10. Depending on the mass black holes can
be:
Supermasive black holes : They are those who have masses of several million
solar masses. They are at the heart of many galaxies . Are formed in the same
process that gives rise to spherical components of galaxies.
Stellar-mass black holes : They are formed when a star of mass 2.5 times that
of the Sun goes supernova and explodes.

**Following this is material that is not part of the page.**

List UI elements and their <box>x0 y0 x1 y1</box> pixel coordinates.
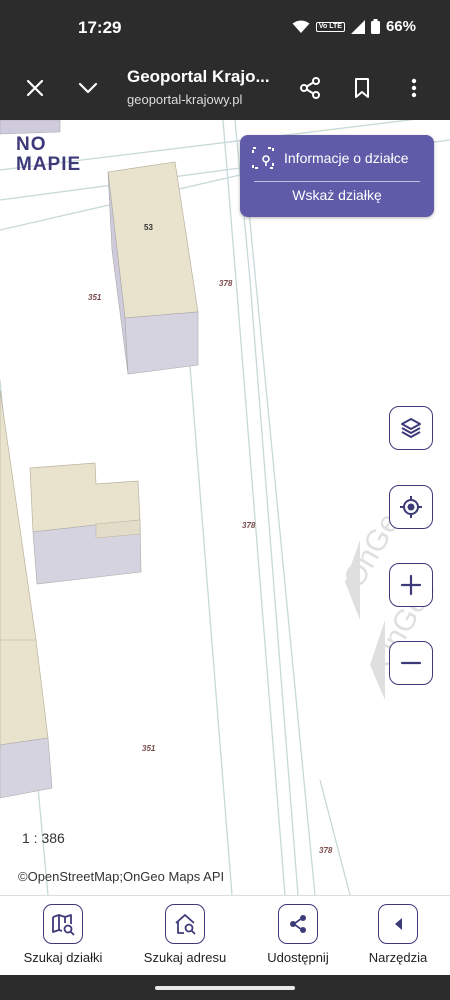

Its nucleus is concentrated in a very
small volume is reduced whenever more . This is the type of black hole for the
first time goes into the theory of general relativity.
Micro black holes : They are hypothetical objects , somewhat smaller than
stellar . If they are small enough, they can get to evaporate in a relatively
short period through emission of Hawking radiation . This type of physical
entities is postulated in some approaches to quantum gravity, but can not be
generated by a conventional process of gravitational collapse , which requires
higher mass to the Sun

11. Examples
Supermasive Blackhole
Stellar mass Blackhole
Micro Blackhole

12. Depending on their physical
properties black holes can be:
To classify this black holes we follow Einstein research bout black holes so
black holes are:
The simplest possible black hole is, it has not broken or charge
Schwarzschild black hole.
- If not rotate but has electric charge, there is the black hole called
Reissner-Nordstrøm.
- A rotating black hole without charge is a Kerr black hole.
- If also has charge, talk about a black hole Kerr-Newman.